Don Taurino está tieso, ¿qué tendrá don Taurino? ¿Qué fue lo que lo engarrotó como estatua de sal? La crónica: medianoche era por filo, los gallos querían cantar. Entre calofríos de viento chivero y nocharniegas lloviznas, la medianoche insinuaba barruntos de amanecer y alfiletero de solapados nudillos. El esquilón primerizo, a lo lejos, y aquel remoto ulular de sirenas de ambulancias que hagan de cuenta madres enloquecidas por esos sus hijos a los que Bush y el de Israel, matanceros de oficio y de beneficio, hubiesen convertido en mártires de su tierra hollada, emporcada por la bota militar invasora. Ahí, en la penumbra, enterrado en el vivo corazón de la colonia brava, el conjunto habitacional. El condominio. (Pues sí, pero insisto: ¿por qué don Taurino y su estado cataléptico, o casi..?)
Aquí, en el conjunto habitacional, unas insomnes y dormidas las más, vidas anónimas se encuevan en sus celdas de castigo, según es el tamaño de las celdas del penal, las conventuales y las de la vivienda de interés social donde cientos de humanos descansan en paz, en un ensayo general del descanso eterno. ¿Pero todos descansan? No, que en la vivienda 167 don Rufinito da sus boqueadas postreras.

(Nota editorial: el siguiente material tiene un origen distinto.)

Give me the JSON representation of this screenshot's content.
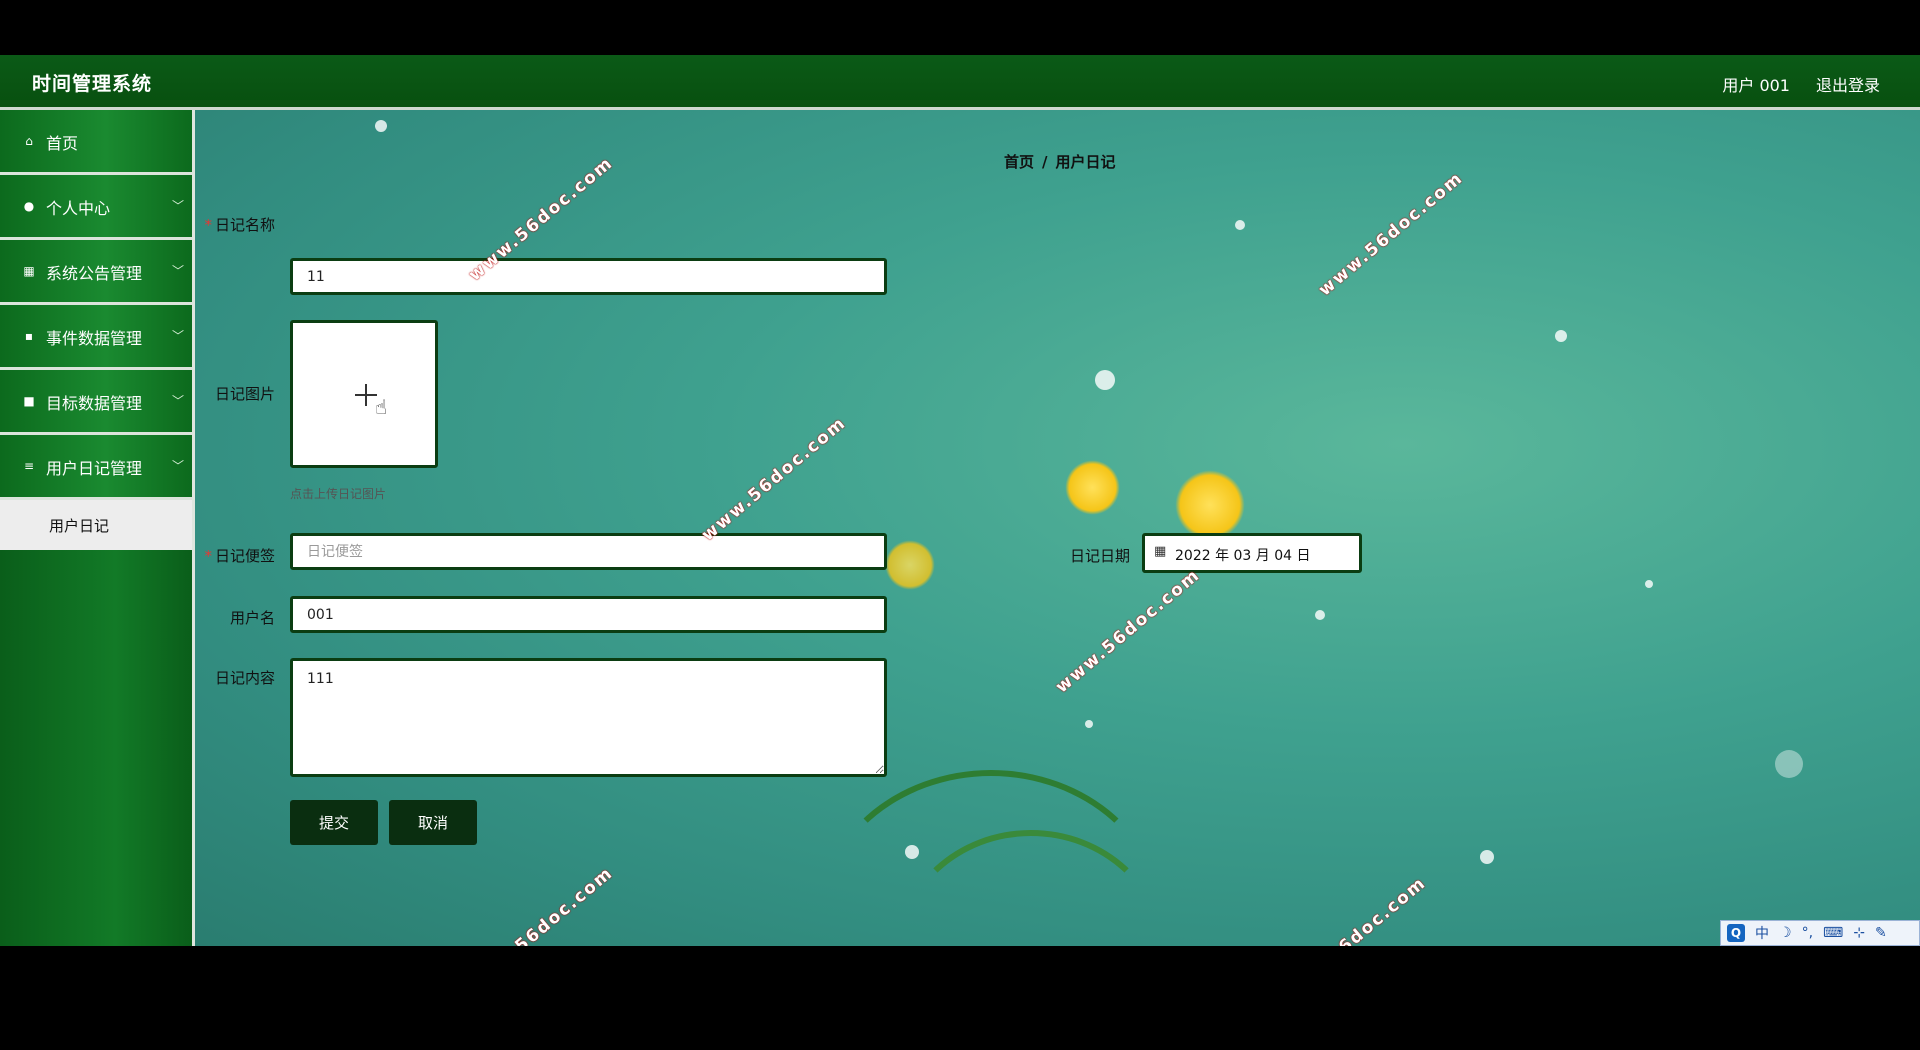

Que ya no amanece, calculan, o que no llega al anochecer. «Mide mi corazón la noche, y estoy harto de devaneos hasta el alba», Job. (Sí, pero insisto: ¿por qué razón don Taurino..?)
La medianoche envejece Se le ve encanecer, y delinearse los perfiles de las azoteas, las coronas de espinas de las azoteas, (antenas de TV), las fosforescentes pupilas de los gatos en las azoteas, brama espeluznante, y de repente el grito que cimbra los cielos de Anáhuac: «¡Ay, mis hijos..!»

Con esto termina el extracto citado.